ID=29914361Capt. Chris Cassidy, a Navy SEAL turned NASA astronaut, has been selected to head up the agency's Astronaut Office, according to a release from the Lyndon B. Johnson Space Center in Texas.

Cassidy, 45, will replace Air Force Col. Robert Behnken at the office that manages resources, operations and safety programs for NASA.

Part of that job includes developing flight crew operation concepts and crew assignments for future missions, the release said.

"The Navy has a long history working with NASA and supporting astronauts — during the earliest U.S. space flights, Frogmen helped return astronauts from a splashdown at sea," said Brian Kelly, NASA's director of flight operations, said in the release.

"Now, we are proud to have a Frogman leading the Astronaut Office," he added. "Chris has served this nation admirably in the most challenging of circumstances and he will be a great leader for the astronaut corps."

Cassidy graduated from the Naval Academy in 1993 with a degree in mathematics, then went on to earn a master's in ocean engineering from the Massachusetts Institute of Technology in 2000.

He spent the first 10 years of his Navy career traveling the world as a SEAL. In the first of his two Afghanistan deployments, he was on the ground within weeks of 9/11 as U.S. forces supported an uprising against the Taliban regime. He also deployed twice to the Mediterranean region.

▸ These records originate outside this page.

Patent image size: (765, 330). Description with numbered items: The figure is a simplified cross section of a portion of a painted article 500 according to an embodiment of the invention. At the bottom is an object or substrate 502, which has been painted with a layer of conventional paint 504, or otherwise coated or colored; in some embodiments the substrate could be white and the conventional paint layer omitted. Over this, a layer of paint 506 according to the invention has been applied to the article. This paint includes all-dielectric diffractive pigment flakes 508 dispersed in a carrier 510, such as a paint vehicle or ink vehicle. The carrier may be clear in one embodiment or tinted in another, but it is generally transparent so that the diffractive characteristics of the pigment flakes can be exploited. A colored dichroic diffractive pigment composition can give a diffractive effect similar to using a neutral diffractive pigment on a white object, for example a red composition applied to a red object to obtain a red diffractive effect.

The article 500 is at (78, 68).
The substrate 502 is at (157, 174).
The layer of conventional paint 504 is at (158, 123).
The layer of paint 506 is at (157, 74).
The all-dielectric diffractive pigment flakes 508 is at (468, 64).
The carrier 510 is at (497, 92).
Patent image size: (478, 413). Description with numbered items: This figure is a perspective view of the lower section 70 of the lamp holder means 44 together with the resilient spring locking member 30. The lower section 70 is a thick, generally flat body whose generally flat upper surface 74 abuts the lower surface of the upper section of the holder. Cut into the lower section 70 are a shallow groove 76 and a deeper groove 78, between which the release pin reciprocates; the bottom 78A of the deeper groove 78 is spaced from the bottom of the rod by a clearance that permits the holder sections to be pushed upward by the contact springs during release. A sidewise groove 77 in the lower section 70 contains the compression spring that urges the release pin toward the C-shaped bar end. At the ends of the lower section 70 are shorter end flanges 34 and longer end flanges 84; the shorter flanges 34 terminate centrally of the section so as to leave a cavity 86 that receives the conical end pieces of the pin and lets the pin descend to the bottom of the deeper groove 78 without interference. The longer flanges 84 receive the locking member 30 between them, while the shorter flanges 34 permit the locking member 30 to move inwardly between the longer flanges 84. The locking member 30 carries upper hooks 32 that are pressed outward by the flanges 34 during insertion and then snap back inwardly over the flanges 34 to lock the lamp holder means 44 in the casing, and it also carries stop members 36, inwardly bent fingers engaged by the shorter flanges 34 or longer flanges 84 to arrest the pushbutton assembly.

His decorations include a Bronze Star with "V" device for heroism while operating in the caves of Zharwar Kili in Khost province.including two deployments to Afghanistan and two to the Mediterranean,

He was selected for the astronaut program in 2004 and made his first space flight on the space shuttle Endeavourcq in July 2009.

In 2013, he spent six months in the International Space Station, where he spoke to Navy Times via satellite.

"If you went to the top of a skyscraper and put your toes over the edge and leaned over, your brain would tell you, 'What are you doing? You're crazy,' " he said of space travel. "That's kind of the sensation that you have on your first spacewalk when you open the hatch. It only takes a couple minutes to realize you're not going to fall."